Low doses of transdermal fentanyl in opioid-naive patients with cancer pain

Objective: The aim of this study was to evaluate the effect and tolerability of low doses of transdermal (TD) fentanyl patches in opioid-naive patients with cancer pain. Methods: This was a nonrandomized, open-label, uncontrolled study in fifty consecutive opioid-naive patients with advanced cancer and moderate pain. TD fentanyl was initiated at a dose of 12 mu g/h. Doses were then adjusted according to the clinical response. Pain intensity, opioid-related adverse effects, TD fentanyl doses, and quality of life were monitored over 4 weeks. The time to dose stabilization and indexes of dose escalation were also calculated. Results: Thirty-one patients completed all 4 weeks of the study. Pain control was achieved within a mean of 1.7 days after the start of TS fentanyl therapy. Significant differences in TD fentanyl doses were observed during the study period (P = 0.03).
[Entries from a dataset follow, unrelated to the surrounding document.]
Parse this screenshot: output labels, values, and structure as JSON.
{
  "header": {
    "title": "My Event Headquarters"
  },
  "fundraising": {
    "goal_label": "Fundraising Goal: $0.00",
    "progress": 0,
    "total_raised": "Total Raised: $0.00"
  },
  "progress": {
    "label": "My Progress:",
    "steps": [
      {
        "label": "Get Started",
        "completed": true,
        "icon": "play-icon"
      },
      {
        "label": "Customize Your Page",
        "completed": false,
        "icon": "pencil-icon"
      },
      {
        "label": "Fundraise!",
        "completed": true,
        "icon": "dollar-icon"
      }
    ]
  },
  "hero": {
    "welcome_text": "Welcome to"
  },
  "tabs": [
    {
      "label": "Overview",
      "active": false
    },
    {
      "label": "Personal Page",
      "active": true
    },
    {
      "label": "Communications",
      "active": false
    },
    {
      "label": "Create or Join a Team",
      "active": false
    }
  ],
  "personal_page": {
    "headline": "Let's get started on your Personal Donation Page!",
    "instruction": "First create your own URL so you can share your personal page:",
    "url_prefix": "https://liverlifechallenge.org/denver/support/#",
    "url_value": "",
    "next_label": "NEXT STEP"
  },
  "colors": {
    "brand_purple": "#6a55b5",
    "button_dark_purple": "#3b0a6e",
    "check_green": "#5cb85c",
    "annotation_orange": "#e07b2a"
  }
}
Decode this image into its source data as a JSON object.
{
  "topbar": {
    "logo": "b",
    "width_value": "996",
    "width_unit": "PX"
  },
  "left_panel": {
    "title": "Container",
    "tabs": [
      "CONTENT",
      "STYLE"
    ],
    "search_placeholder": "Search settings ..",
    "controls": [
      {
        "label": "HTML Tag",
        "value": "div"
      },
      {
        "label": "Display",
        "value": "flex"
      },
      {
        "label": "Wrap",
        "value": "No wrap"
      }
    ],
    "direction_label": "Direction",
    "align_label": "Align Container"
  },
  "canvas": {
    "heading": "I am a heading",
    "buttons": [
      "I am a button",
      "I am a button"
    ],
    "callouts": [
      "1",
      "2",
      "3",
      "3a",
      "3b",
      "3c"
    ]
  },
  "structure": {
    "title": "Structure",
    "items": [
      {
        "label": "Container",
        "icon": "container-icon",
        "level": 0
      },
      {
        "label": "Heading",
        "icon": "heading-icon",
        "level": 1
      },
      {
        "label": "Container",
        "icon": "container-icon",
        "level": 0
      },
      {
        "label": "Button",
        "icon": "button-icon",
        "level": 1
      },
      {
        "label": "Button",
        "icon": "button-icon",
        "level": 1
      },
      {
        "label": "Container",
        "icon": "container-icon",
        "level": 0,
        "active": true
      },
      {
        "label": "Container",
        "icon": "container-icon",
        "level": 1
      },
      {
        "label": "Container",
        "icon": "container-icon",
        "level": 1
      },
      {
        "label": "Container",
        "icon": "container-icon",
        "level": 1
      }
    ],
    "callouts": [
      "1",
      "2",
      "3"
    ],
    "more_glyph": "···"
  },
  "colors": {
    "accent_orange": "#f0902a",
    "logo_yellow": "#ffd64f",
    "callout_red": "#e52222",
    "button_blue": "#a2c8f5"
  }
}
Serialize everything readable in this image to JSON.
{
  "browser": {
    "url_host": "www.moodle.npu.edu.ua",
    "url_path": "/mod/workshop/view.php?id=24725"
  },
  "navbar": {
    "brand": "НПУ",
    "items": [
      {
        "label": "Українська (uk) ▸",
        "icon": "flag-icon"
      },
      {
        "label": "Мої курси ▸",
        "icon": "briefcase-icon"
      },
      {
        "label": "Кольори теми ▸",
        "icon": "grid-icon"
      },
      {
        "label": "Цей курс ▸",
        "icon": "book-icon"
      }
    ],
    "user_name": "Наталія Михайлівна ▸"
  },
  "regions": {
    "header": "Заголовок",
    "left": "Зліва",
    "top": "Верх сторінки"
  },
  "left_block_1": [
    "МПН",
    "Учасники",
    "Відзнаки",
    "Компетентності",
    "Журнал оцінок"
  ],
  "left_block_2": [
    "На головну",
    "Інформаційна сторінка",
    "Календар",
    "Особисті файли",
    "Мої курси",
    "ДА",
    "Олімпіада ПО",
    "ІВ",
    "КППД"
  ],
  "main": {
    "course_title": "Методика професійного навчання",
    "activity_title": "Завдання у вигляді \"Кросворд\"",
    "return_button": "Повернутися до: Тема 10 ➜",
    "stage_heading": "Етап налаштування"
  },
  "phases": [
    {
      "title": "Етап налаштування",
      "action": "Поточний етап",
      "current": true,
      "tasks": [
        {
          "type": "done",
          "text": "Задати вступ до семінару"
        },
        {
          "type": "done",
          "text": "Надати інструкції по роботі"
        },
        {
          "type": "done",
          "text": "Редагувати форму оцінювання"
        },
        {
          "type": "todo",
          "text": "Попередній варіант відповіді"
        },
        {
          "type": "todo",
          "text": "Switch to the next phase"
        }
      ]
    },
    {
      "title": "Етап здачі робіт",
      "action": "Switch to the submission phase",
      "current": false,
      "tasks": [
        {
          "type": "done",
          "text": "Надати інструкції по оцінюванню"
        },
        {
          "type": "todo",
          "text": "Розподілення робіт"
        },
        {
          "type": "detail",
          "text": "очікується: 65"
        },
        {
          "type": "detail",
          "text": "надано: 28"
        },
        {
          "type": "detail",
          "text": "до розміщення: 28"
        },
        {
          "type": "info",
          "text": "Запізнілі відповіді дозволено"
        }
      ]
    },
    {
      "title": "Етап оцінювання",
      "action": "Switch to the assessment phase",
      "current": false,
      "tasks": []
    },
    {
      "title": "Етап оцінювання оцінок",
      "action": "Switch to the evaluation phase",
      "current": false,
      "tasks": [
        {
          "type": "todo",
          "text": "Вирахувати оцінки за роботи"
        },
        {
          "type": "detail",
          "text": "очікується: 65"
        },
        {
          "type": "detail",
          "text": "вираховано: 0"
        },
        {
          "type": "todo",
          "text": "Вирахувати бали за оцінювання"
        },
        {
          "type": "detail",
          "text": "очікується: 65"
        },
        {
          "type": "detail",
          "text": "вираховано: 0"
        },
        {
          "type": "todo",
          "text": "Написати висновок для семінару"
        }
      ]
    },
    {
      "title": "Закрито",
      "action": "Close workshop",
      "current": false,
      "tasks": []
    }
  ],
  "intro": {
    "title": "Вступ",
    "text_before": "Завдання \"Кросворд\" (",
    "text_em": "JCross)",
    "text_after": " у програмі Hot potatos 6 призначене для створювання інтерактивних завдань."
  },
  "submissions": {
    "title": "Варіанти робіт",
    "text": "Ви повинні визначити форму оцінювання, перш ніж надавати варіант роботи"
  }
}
Mean doses were doubled 4 weeks after starting the treatment. The level of adverse effects was acceptable in most patients and only a minority of patients discontinued the treatment (13.8%). Conclusion: Low doses of TD fentanyl were well tolerated and effective. Observations from this study suggest that randomized, controlled, double-blind studies of TD fentanyl 12 mu g/h in opioid-naive patients with cancer pain may be warranted.